Does a random effects meta analysis produce the mean of population effect sizes? In a random effects meta analysis of correlation coefficients, is the outcome the mean of a distribution of population correlation coefficients? If so, is this denoted rho symbol (p) with a hat on? I have seen studies refer to it as just an "estimate of the population correlation coefficient," so does this assume the reader will know it refers to an estimate of an average and not a single population effect size? Given the random effects model assumes there is not just one population effect size to find but many different ones?
 A: Indeed, a random-effects model fitted to a bunch of observed correlation coefficients provides an estimate of the average of the true correlation coefficients in a population of studies from which the studies included in our meta-analysis have come.
So, to be precise, let $r_1, r_2, \ldots, r_k$ denote the observed correlation coefficients for the $k$ studies included in our meta-analysis. In each of these studies, there is an underlying true correlation which we can denote with $\rho_1, \rho_2, \ldots, \rho_k$. Imagine we would conduct each study with a very very large sample size; then the observed correlations would be in essence these underlying true correlations.
These $k$ true correlations are assumed to have come from a population of true correlations. One way to imagine this is to think of a population of studies, consisting of studies that were actually conducted, but also containing studies that could have been conducted hypothetically (yes, this part gets a bit abstract).
We typically assume that the true correlations in this population are normally distributed (or at least, approximately so) and hence we write $\rho_i \sim N(\mu_\rho, \tau_\rho^2)$. The random-effects model provides us an estimate of $\mu_\rho$ and $\tau_\rho^2$, which we can denote $\hat{\mu}_\rho$ and $\hat{\tau}_\rho^2$.
Some may use other notation for $\hat{\mu}_\rho$, such as $\hat{\bar{\rho}}$ (so a hat for denoting that this is an estimate and the bar on top of $\rho$ to denote that this is an average).
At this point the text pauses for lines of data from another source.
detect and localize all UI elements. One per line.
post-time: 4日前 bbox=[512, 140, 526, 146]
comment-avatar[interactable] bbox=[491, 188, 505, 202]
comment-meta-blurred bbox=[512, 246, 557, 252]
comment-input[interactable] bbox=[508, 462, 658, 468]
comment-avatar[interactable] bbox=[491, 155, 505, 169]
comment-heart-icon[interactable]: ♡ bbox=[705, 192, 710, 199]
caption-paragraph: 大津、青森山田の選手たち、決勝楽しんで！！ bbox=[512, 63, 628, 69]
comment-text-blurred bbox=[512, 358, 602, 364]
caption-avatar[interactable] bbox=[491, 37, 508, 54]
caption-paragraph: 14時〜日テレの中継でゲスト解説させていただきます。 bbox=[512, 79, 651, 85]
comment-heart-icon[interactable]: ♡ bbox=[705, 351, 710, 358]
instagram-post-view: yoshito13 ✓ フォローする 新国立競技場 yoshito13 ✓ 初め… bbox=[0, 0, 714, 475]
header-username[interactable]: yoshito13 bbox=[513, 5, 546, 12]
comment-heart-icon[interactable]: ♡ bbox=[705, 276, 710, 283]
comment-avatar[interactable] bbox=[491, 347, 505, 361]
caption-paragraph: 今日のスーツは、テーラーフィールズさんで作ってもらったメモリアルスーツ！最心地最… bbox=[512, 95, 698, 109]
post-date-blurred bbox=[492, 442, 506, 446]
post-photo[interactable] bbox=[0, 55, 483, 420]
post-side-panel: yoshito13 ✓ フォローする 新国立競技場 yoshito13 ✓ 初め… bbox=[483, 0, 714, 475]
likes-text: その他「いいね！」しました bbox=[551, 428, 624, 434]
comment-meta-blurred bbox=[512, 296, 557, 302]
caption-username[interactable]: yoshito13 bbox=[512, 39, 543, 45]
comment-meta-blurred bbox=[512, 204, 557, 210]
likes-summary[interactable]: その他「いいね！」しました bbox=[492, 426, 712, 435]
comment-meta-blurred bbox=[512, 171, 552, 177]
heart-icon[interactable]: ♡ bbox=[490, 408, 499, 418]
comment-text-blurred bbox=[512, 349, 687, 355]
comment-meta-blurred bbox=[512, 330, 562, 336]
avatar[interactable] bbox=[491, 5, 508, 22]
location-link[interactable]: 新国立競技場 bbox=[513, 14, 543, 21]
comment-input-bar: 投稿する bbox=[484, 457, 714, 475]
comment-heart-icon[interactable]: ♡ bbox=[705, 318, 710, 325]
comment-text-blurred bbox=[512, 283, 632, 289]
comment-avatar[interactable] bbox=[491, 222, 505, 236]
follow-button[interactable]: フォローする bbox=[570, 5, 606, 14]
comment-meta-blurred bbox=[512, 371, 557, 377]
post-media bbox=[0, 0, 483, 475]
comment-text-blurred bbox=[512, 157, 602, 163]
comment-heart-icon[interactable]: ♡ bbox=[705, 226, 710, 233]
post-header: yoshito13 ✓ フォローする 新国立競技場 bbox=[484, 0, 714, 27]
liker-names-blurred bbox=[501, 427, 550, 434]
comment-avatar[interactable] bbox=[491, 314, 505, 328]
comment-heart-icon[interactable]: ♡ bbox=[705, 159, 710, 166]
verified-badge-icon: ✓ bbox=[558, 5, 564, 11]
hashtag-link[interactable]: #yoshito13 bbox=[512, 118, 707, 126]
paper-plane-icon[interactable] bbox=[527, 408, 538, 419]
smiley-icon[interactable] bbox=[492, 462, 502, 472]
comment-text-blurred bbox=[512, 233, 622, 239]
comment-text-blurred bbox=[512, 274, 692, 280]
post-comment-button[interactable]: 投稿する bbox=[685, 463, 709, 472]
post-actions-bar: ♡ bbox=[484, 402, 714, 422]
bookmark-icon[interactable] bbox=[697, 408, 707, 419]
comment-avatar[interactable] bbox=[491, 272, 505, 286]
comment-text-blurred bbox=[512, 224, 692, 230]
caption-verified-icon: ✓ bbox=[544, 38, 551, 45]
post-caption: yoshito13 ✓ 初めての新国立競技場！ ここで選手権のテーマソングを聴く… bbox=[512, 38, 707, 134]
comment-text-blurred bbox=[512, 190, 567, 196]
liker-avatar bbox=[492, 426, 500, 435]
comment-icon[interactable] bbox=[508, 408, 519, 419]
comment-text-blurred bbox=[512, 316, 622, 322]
I do not like this notation, because it does not draw a clear distinction between the average in the population of studies (i.e., $\mu_\rho$) and the average of the true correlations of the $k$ studies included in the meta-analysis (i.e., the average of $\rho_1, \rho_2, \ldots, \rho_k$). The random-effects model does not estimate the latter; it estimates the average in the population of studies.
Even worse would be just writing $\hat{\rho}$ for $\hat{\mu}_\rho$. That would be outright incorrect notation as far as I am concerned, because it gives the impression that we are estimating one correlation coefficient.